Dugaan Ada Mafia Beras di Impor Akhir Tahun, DPR: Penegak Hukum Perlu Segera Menindaklanjuti

Bagikan:

AshefaNews, Jakarta – Dugaan keterlibatan mafia beras dalam kebijakan impor beras sebanyak ratusan ribu ton yang dilakukan Pemerintah pada akhir bulan Desember 2022 menjadi perhatian kalangan dewan.

Anggota Komisi III DPR RI, Mohammad Rano Alfath menilai dugaan adanya mafia beras itu perlu untuk ditindaklanjuti dengan keterlibatan penegak hukum dalam mengawasi dan menginvestigasinya.

“Saya cukup kaget mendengar kabar ini. Jadi saya minta aparat penegak hukum, baik Polri atau kejaksaan untuk menindaklanjuti dugaan permainan dalam impor beras ini,” kata Rano dalam keterangannya, Kamis (5/1/2023).

“Penegak hukum harus gerak cepat dan memprosesnya apabila dugaan adanya mafia itu terbukti. Hal ini untuk membuktikan jika Indonesia tidak main-main dalam ketahanan pangan,” sambungnya.

Lebih lanjut, Rano menegaskan, masalah mafia pangan ini sebenarnya bukan hal baru bagi Indonesia.

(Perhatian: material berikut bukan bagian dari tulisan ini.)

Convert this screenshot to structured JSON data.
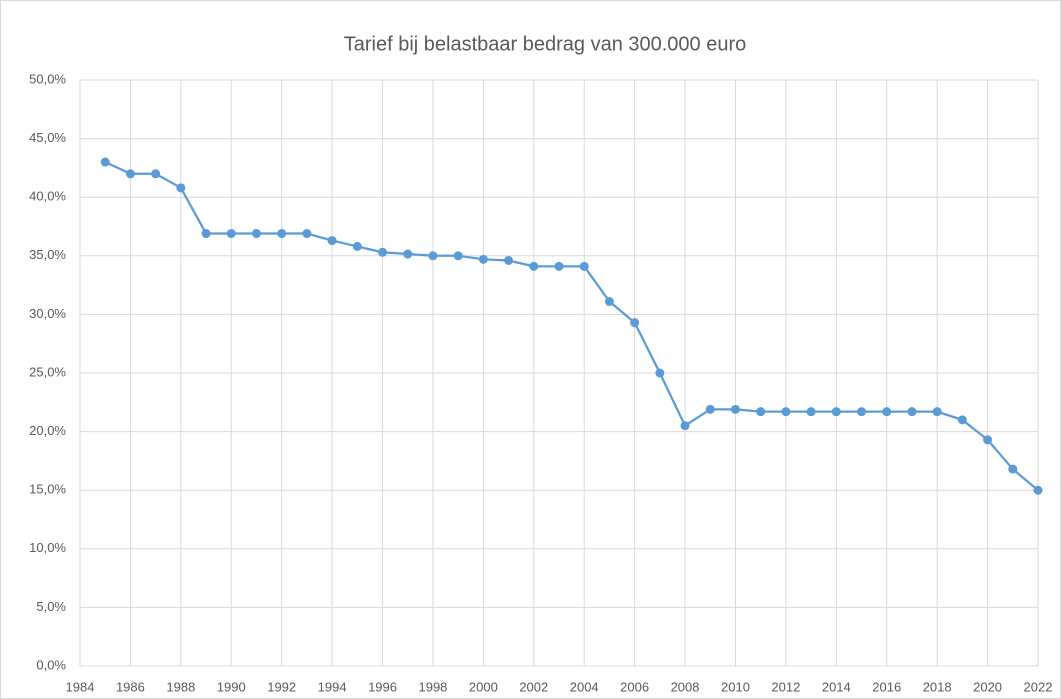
{
  "chart_data": {
    "type": "line",
    "title": "Tarief bij belastbaar bedrag van 300.000 euro",
    "x": [
      1985,
      1986,
      1987,
      1988,
      1989,
      1990,
      1991,
      1992,
      1993,
      1994,
      1995,
      1996,
      1997,
      1998,
      1999,
      2000,
      2001,
      2002,
      2003,
      2004,
      2005,
      2006,
      2007,
      2008,
      2009,
      2010,
      2011,
      2012,
      2013,
      2014,
      2015,
      2016,
      2017,
      2018,
      2019,
      2020,
      2021,
      2022
    ],
    "values": [
      43.0,
      42.0,
      42.0,
      40.8,
      36.9,
      36.9,
      36.9,
      36.9,
      36.9,
      36.3,
      35.8,
      35.3,
      35.15,
      35.0,
      35.0,
      34.7,
      34.6,
      34.1,
      34.1,
      34.1,
      31.1,
      29.3,
      25.0,
      20.5,
      21.9,
      21.9,
      21.7,
      21.7,
      21.7,
      21.7,
      21.7,
      21.7,
      21.7,
      21.7,
      21.0,
      19.3,
      16.8,
      15.0
    ],
    "color": "#5b9bd5",
    "xlim": [
      1984,
      2022
    ],
    "xticks": [
      1984,
      1986,
      1988,
      1990,
      1992,
      1994,
      1996,
      1998,
      2000,
      2002,
      2004,
      2006,
      2008,
      2010,
      2012,
      2014,
      2016,
      2018,
      2020,
      2022
    ],
    "ylim": [
      0,
      50
    ],
    "yticks": [
      {
        "value": 0,
        "label": "0,0%"
      },
      {
        "value": 5,
        "label": "5,0%"
      },
      {
        "value": 10,
        "label": "10,0%"
      },
      {
        "value": 15,
        "label": "15,0%"
      },
      {
        "value": 20,
        "label": "20,0%"
      },
      {
        "value": 25,
        "label": "25,0%"
      },
      {
        "value": 30,
        "label": "30,0%"
      },
      {
        "value": 35,
        "label": "35,0%"
      },
      {
        "value": 40,
        "label": "40,0%"
      },
      {
        "value": 45,
        "label": "45,0%"
      },
      {
        "value": 50,
        "label": "50,0%"
      }
    ],
    "grid": true
  }
}
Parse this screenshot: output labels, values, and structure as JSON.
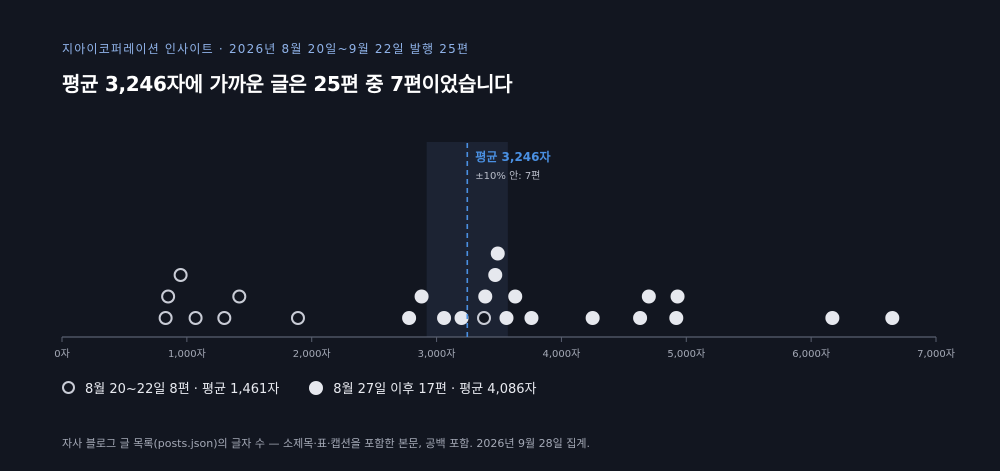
{
  "header": {
    "kicker": "지아이코퍼레이션 인사이트 · 2026년 8월 20일~9월 22일 발행 25편",
    "title": "평균 3,246자에 가까운 글은 25편 중 7편이었습니다"
  },
  "legend": {
    "early_label": "8월 20~22일 8편 · 평균 1,461자",
    "late_label": "8월 27일 이후 17편 · 평균 4,086자"
  },
  "footnote": "자사 블로그 글 목록(posts.json)의 글자 수 — 소제목·표·캡션을 포함한 본문, 공백 포함. 2026년 9월 28일 집계.",
  "colors": {
    "background": "#121620",
    "dot_fill": "#e6e8ee",
    "hollow_stroke": "#c9ccd6",
    "mean_line": "#4a90e2",
    "band": "#1c2333",
    "axis": "#5a6070"
  },
  "chart_data": {
    "type": "scatter",
    "x_unit": "자",
    "xlim": [
      0,
      7000
    ],
    "x_ticks": [
      0,
      1000,
      2000,
      3000,
      4000,
      5000,
      6000,
      7000
    ],
    "x_tick_labels": [
      "0자",
      "1,000자",
      "2,000자",
      "3,000자",
      "4,000자",
      "5,000자",
      "6,000자",
      "7,000자"
    ],
    "mean": 3246,
    "mean_label": "평균 3,246자",
    "band_range": [
      2921,
      3571
    ],
    "band_label": "±10% 안: 7편",
    "series": [
      {
        "name": "8월 20~22일 8편 · 평균 1,461자",
        "style": "hollow",
        "values": [
          830,
          850,
          950,
          1070,
          1300,
          1420,
          1890,
          3380
        ]
      },
      {
        "name": "8월 27일 이후 17편 · 평균 4,086자",
        "style": "filled",
        "values": [
          2780,
          2880,
          3060,
          3200,
          3390,
          3470,
          3490,
          3560,
          3630,
          3760,
          4250,
          4630,
          4700,
          4920,
          4930,
          6170,
          6650
        ]
      }
    ]
  }
}
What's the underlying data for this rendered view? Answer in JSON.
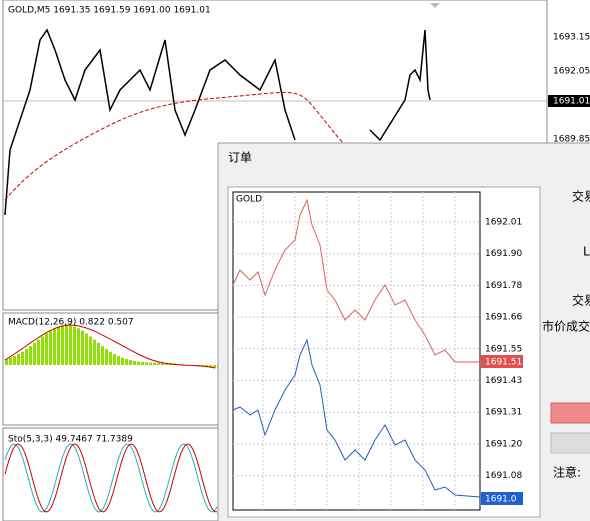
{
  "main_chart": {
    "header": "GOLD,M5  1691.35 1691.59 1691.00 1691.01",
    "price_labels": [
      "1693.15",
      "1692.05",
      "1689.85"
    ],
    "current_price": "1691.01"
  },
  "macd": {
    "label": "MACD(12,26,9) 0.822 0.507"
  },
  "stochastic": {
    "label": "Sto(5,3,3) 49.7467 71.7389"
  },
  "order_dialog": {
    "title": "订单",
    "chart": {
      "symbol": "GOLD",
      "price_labels": [
        "1692.01",
        "1691.90",
        "1691.78",
        "1691.66",
        "1691.55",
        "1691.43",
        "1691.31",
        "1691.20",
        "1691.08"
      ],
      "bid_label": "1691.51",
      "ask_label": "1691.0"
    },
    "labels": [
      "交易",
      "L",
      "交易",
      "市价成交"
    ],
    "note": "注意:"
  }
}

Pasalnya banyak kebijakan impor yang dilakukan pemerintah ternyata berujung pada tindak pidana.

“Contohnya kasus minyak goreng dan impor garam yang ternyata ada mafianya. Dan yang menjadi korban adalah masyarakat dan petani kita,” jelasnya.

Karenanya, politikus PKB ini menegaskan, perlu adanya pengawasan ketat dan kehati-hatian yang lebih dalam kebijakan impor termasuk impor beras. Agar kebijakan impor tidak jadi ladang memperkaya diri bagi para oknum dan mafia yang tak bertanggung jawab.

“Bahkan jika dibutuhkan, segera bentuk satgas terkait impor agar mempermudah dan mengoptimalkan kerja penegak hukum dalam mengusutnya,” tukas Rano.

Sebelumnya, Pemerintah pada akhir 2022, memutuskan untuk mengimpor beras sebanyak 500 ribu demi memperkuat stok Cadangan Beras Pemerintah (CBP) yang ditargetkan sebanyak 1,2 juta ton.